June 12, 2009

Guilt.

I am so annoyed at myself it's unreal. How can I constantly do this to myself?
I knew I shouldn't have gotten stoned, not because I didn't want to do drugs but because I hate the fact that weed makes me want to eat a lot of food.
Usually I try to restrict myself as much as possible so I don't get any bigger than I am now but when I have had a spliff or two my whole normal thought pattern disappears and I suddenly love food and eating. It makes me feel sick afterwards to think of what I have let enter my body. It scares and angers me to get like this. I wish there was some way I could smoke and not get the desire to eat loads.
I don't why I am so weak minded sometimes.
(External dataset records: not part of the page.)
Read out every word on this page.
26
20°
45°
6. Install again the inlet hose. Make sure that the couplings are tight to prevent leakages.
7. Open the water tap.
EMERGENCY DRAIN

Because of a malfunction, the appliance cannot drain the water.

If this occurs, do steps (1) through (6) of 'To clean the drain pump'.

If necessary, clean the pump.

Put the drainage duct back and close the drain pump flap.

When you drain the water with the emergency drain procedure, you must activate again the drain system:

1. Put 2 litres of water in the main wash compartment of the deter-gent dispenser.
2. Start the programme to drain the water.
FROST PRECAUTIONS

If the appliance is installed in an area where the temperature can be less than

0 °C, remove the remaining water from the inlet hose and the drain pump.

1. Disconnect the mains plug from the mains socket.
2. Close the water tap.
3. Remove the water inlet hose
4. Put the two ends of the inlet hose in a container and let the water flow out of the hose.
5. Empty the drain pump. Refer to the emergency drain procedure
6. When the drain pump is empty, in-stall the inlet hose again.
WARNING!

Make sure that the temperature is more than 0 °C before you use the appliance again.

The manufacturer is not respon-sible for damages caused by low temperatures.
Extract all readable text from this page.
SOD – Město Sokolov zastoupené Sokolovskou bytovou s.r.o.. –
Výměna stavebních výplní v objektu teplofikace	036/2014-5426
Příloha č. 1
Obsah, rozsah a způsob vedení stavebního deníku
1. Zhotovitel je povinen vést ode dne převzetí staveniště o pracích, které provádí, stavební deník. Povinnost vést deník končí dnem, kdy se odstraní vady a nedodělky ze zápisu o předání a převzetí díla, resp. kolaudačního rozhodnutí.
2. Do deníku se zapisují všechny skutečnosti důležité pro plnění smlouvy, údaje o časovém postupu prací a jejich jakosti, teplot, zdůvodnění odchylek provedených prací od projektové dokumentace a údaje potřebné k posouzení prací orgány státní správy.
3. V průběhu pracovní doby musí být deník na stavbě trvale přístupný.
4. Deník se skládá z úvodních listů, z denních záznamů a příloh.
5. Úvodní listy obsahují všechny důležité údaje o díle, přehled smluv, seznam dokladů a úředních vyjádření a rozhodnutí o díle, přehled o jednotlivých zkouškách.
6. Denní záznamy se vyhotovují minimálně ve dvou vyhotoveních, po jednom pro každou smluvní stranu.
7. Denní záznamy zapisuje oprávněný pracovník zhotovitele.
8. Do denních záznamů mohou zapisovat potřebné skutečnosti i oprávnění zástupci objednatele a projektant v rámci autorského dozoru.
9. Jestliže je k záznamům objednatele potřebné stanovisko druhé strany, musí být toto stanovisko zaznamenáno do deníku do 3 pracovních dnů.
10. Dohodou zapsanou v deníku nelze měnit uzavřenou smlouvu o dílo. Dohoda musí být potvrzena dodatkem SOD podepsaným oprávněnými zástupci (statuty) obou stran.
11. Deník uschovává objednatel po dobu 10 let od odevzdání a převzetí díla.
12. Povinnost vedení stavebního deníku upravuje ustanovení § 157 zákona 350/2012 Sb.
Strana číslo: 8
Every day is a struggle to lose weight or to resist the dangerous foods I really hate. It's a massive part of my life but sometimes I wish I could eat whatever I liked and not worry about my thighs getting bigger or my stomach getting more bloated. It consumes me.
I don't understand where it came from and I don't understand even though I've had counselling why it still wont go away. The thoughts I have still persist in my mind. And to some point I actually like the fact I have it, it keeps me sane in some ways.
I just wish I could have the body I want. Hopefully one day I will.

4 comments:

c said...

i love pot... i smoke... i've actually really good at not binge eating when i'm high...
simply just don't buy junk food and seriously try to start eating better once you do for a couple days you will honestly feel better... you have to say no to yourself... also try working out, walking, biking.... you know you'll feel better not only physicaly but emotionally about yourself

Anonymous said...

first of all, pay no attention to the ignorant comment above. There is nothing wrong with having a thighs that rub together or loving candy. Making your focus to be healthier, instead of just skinnier will make you feel better. You don't have to be an athlete or a model.You could start by stopping smoking. Then you could make a resolution to challenge your body mentally, as well as physically. Running 1 mile without stopping and reading 1 book a week are a good way to start. But get it out of your head that their is anything wrong with a larger frame.

j said...

why do you say that comment was ignorant? if you eat good food and exercise, you do feel better, physically and emotionally. it changes your whole attitude toward yourself and your life.

Masha said...

It's ok to eat, it's ok to be chubby or fat. It doesn't make you ugly, whatever some parts of our society may have you believe. Food isn't dangerous, it's just food -- don't feel bad for eating cake or candy or things with fat in them. Tyr to enjoy them, and try to surround yourself -- whether in real life or online -- with people who like you and think that fat or not, you're plenty attractive and interesting.